稲光(いなびかり)よ敵を撃て、《電光(ライトニング)》!」



 コルグの杖から一筋の稲妻が(ほどばし)り、その稲妻は弦楽器を奏でる女性を貫ぬくかにみえる。


 だが、稲妻は弦楽器の音色が僅に変化したと同時に女性を逸れ、床の石畳に当たり拡散されてしまった。



「意味なきこと。貴公も相応の腕を持つ魔術師でありなん、だがその力、(われ)に通用せず」



 そして再び変化する音色


 その音色はコルグとアリアの聴覚から、脳へと流れその動きを束縛する。



「……うう……」


「……くっ……」



 崩れる二人を目に、弾奏は佳境へと流れる様に響き渡る。


(いけない……このままじゃ……)


 膝を着き、アリアの心に諦めが過った時、その頬に鈍い痛みが甦る。



(そ、そうだ……諦めては……私は……もう二度とあの人を失望させたくない!!)



 アリアは気力を振り絞り立ち上がり、気迫を込め相手を見据える。


「その意志……まさに感嘆に値します。ですが、今の貴女は蜘蛛の巣に捕らわれた蝶……」



 再び奏でられる音色


(魔器使いの吟遊詩人の話しは聞いたことはあったけど、まさか本当に居たのですね)


 魔器と呼ばれる特殊な道具を使うことによって魔術を使用する魔術師……それが、目の前の女性だとアリアは認識する。


(でも、相手が魔術なら!!)


 アリアは聖歌を奏でる。


 それは控え目の歌声で相手の音に合わせるものではなく、自らの声量に相手の魔器の力を掻き消すほどの力強さを持った歌声であった。



 聖歌によって、アリアとコルグの魔術による拘束が弱まる。


 そしてそれは相手の焦りも誘発させた。



「むっ……」


 魔器から更に奏でられる強い音色……それにより再び形勢は魔器使いの女性に逆転されようとするが



(負けない!負けられない!!)



 アリアの心に甦るのは、無数の名、そしてその名の人々の想い、その想いが力となる……



 アリアは《魔抵抗(レジスト)》の聖歌から違和感なく節を変更する。



 アリアから奇跡の聖歌である《始祖の聖歌》が奏でられる。


「な!これは!!」


 始祖の聖歌は魔器の音色を完全に飲み込み、その音色をただの音へと落とし込む。



 アリアが歌うは《想いし友》



 聖歌呪法において、創造神の神圧すら防ぎ切った最強の守りを通路に展開させ相手との隔絶を行う。

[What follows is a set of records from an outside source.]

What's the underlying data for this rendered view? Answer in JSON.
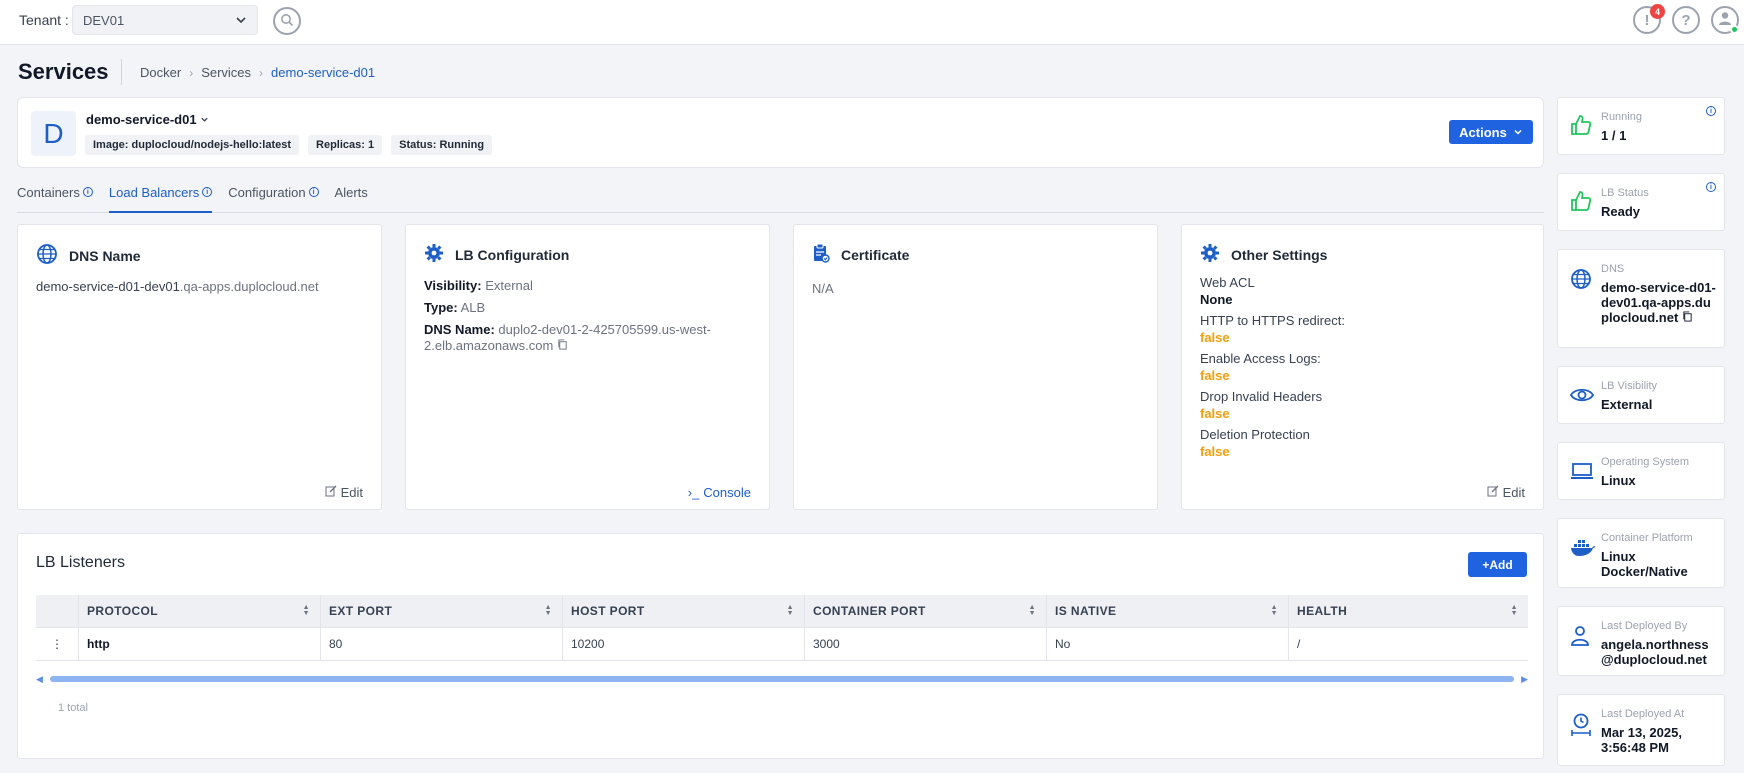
{
  "topbar": {
    "tenant_label": "Tenant :",
    "tenant_value": "DEV01",
    "notifications_count": "4"
  },
  "page": {
    "title": "Services",
    "breadcrumb": [
      "Docker",
      "Services",
      "demo-service-d01"
    ]
  },
  "service": {
    "avatar_letter": "D",
    "name": "demo-service-d01",
    "chips": [
      "Image: duplocloud/nodejs-hello:latest",
      "Replicas: 1",
      "Status: Running"
    ],
    "actions_label": "Actions"
  },
  "tabs": [
    {
      "label": "Containers",
      "info": true
    },
    {
      "label": "Load Balancers",
      "info": true,
      "active": true
    },
    {
      "label": "Configuration",
      "info": true
    },
    {
      "label": "Alerts",
      "info": false
    }
  ],
  "cards": {
    "dns": {
      "title": "DNS Name",
      "host": "demo-service-d01-dev01",
      "domain": ".qa-apps.duplocloud.net",
      "edit_label": "Edit"
    },
    "lb_config": {
      "title": "LB Configuration",
      "visibility_label": "Visibility:",
      "visibility_value": "External",
      "type_label": "Type:",
      "type_value": "ALB",
      "dns_label": "DNS Name:",
      "dns_value": "duplo2-dev01-2-425705599.us-west-2.elb.amazonaws.com",
      "console_label": "Console"
    },
    "certificate": {
      "title": "Certificate",
      "value": "N/A"
    },
    "other": {
      "title": "Other Settings",
      "web_acl_label": "Web ACL",
      "web_acl_value": "None",
      "settings": [
        {
          "label": "HTTP to HTTPS redirect:",
          "value": "false"
        },
        {
          "label": "Enable Access Logs:",
          "value": "false"
        },
        {
          "label": "Drop Invalid Headers",
          "value": "false"
        },
        {
          "label": "Deletion Protection",
          "value": "false"
        }
      ],
      "edit_label": "Edit"
    }
  },
  "listeners": {
    "title": "LB Listeners",
    "add_label": "+Add",
    "columns": [
      "PROTOCOL",
      "EXT PORT",
      "HOST PORT",
      "CONTAINER PORT",
      "IS NATIVE",
      "HEALTH"
    ],
    "rows": [
      [
        "http",
        "80",
        "10200",
        "3000",
        "No",
        "/"
      ]
    ],
    "total": "1 total"
  },
  "stats": [
    {
      "label": "Running",
      "value": "1 / 1",
      "icon": "thumbs-up-icon",
      "info": true
    },
    {
      "label": "LB Status",
      "value": "Ready",
      "icon": "thumbs-up-icon",
      "info": true
    },
    {
      "label": "DNS",
      "value": "demo-service-d01-dev01.qa-apps.duplocloud.net",
      "icon": "globe-icon",
      "info": false
    },
    {
      "label": "LB Visibility",
      "value": "External",
      "icon": "eye-icon",
      "info": false
    },
    {
      "label": "Operating System",
      "value": "Linux",
      "icon": "laptop-icon",
      "info": false
    },
    {
      "label": "Container Platform",
      "value": "Linux Docker/Native",
      "icon": "docker-icon",
      "info": false
    },
    {
      "label": "Last Deployed By",
      "value": "angela.northness@duplocloud.net",
      "icon": "user-icon",
      "info": false
    },
    {
      "label": "Last Deployed At",
      "value": "Mar 13, 2025, 3:56:48 PM",
      "icon": "clock-icon",
      "info": false
    }
  ],
  "colors": {
    "primary": "#1f63e0",
    "link": "#1d5ec7",
    "false_value": "#f59e0b",
    "running": "#22c55e"
  }
}
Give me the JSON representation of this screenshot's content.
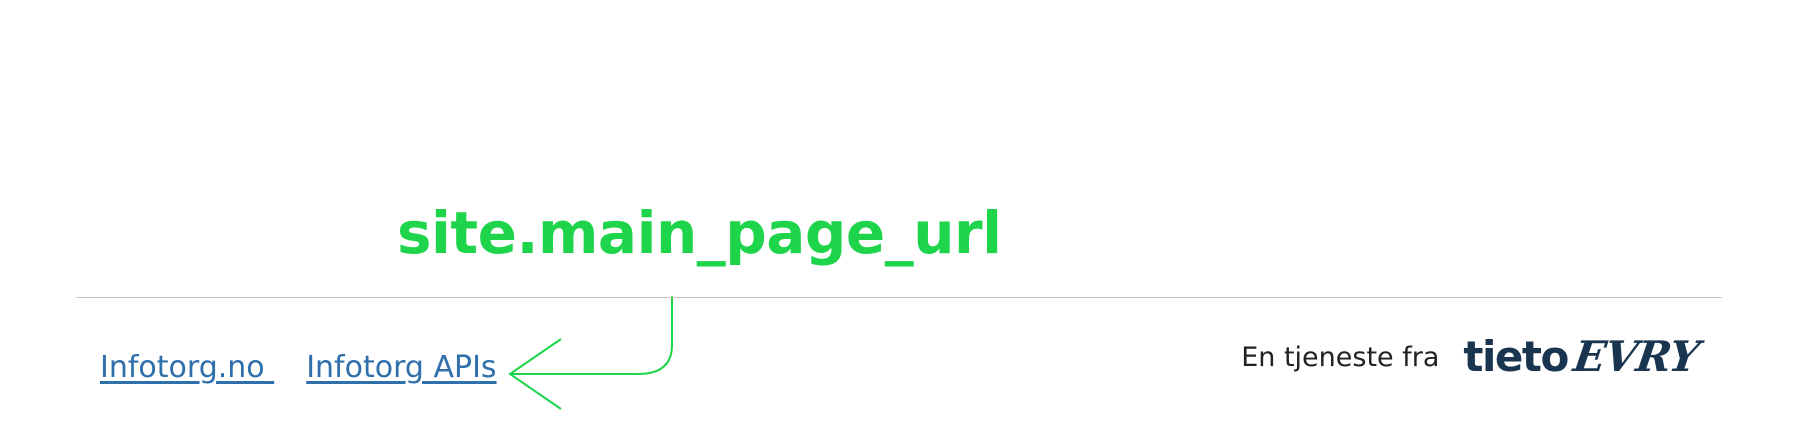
{
  "annotation": {
    "label": "site.main_page_url",
    "color": "#1ed44a"
  },
  "footer": {
    "links": [
      {
        "label": "Infotorg.no "
      },
      {
        "label": "Infotorg APIs"
      }
    ],
    "link_color": "#2f6fab",
    "provider_text": "En tjeneste fra",
    "logo": {
      "part1": "tieto",
      "part2": "EVRY",
      "color": "#1a3550"
    }
  }
}
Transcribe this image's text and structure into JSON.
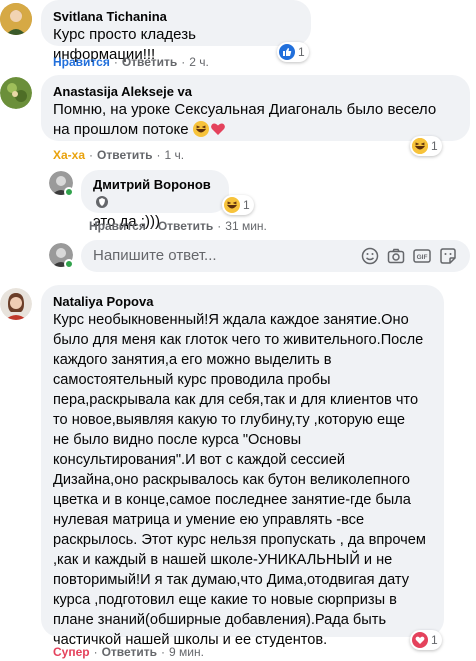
{
  "comments": [
    {
      "author": "Svitlana Tichanina",
      "text": "Курс просто кладезь информации!!!",
      "reaction_label": "Нравится",
      "reply_label": "Ответить",
      "time": "2 ч.",
      "react_count": "1"
    },
    {
      "author": "Anastasija Alekseje va",
      "text": "Помню, на уроке Сексуальная Диагональ было весело\nна прошлом потоке",
      "reaction_label": "Ха-ха",
      "reply_label": "Ответить",
      "time": "1 ч.",
      "react_count": "1"
    },
    {
      "author": "Дмитрий Воронов",
      "text": "это да :)))",
      "reaction_label": "Нравится",
      "reply_label": "Ответить",
      "time": "31 мин."
    },
    {
      "author": "Nataliya Popova",
      "text": "Курс необыкновенный!Я ждала каждое занятие.Оно\nбыло для меня как глоток чего то живительного.После\nкаждого занятия,а его можно выделить в\nсамостоятельный курс проводила пробы\nпера,раскрывала как для себя,так и для клиентов что\nто новое,выявляя какую то глубину,ту ,которую еще\nне было видно после курса \"Основы\nконсультирования\".И вот с каждой сессией\nДизайна,оно раскрывалось как бутон великолепного\nцветка и в конце,самое последнее занятие-где была\nнулевая матрица и умение ею управлять -все\nраскрылось. Этот курс нельзя пропускать , да впрочем\n,как и каждый в нашей школе-УНИКАЛЬНЫЙ и не\nповторимый!И я так думаю,что Дима,отодвигая дату\nкурса ,подготовил еще какие то новые сюрпризы в\nплане знаний(обширные добавления).Рада быть\nчастичкой нашей школы и ее студентов.",
      "reaction_label": "Супер",
      "reply_label": "Ответить",
      "time": "9 мин.",
      "react_count": "1"
    }
  ],
  "reply_input": {
    "placeholder": "Напишите ответ..."
  },
  "separator": "·",
  "colors": {
    "like_blue": "#216fdb",
    "haha_orange": "#e9a20c",
    "love_red": "#e4425c",
    "bubble_bg": "#f0f2f5",
    "secondary_text": "#65676b"
  },
  "icons": [
    "like-icon",
    "haha-icon",
    "heart-icon",
    "love-icon",
    "emoji-icon",
    "camera-icon",
    "gif-icon",
    "sticker-icon",
    "shield-badge-icon"
  ]
}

「……不覚……まさか神子がこれ程の天稟を秘めていようとは」



 魔器使いの女性が《想いし友》の防壁を破壊しようと、激しき破壊の旋律を奏でるがそれは徒労に終わる。


 アリアは自分の力を多めに《想いし友》へと注ぎ込み防壁の維持を行う。


 ここは地下の石畳の通路である為に、横穴を掘るにしても時間は稼げるとアリアは考える。



「コルグさん、大丈夫ですか」


 コルグは身体にまだ麻痺が残っているが、何とか立ち上がる。


「大丈夫です。こ、これが噂にもなっていた始祖の聖歌ですか……」


 コルグは、噂に聞いていた聖歌を目の当たりにし、感嘆する思いであった。


 相手の魔器使いの実力は恐るべきものであったが、まだ子供でもあるこの娘は単身でその相手を抑え、聖歌により神の力を防ぎ切ったと言う噂は眉唾ではないことを、改めて認識させられる。



「コルグさん!」


 アリアのその言葉にコルグは意識を戻す。


(なるほど、若者の成長に嬉しく思うとはこういう時か)


 大司教もこういった気持ちを持っていたからこそ、彼女に対し心を砕いて来た意図を理解する。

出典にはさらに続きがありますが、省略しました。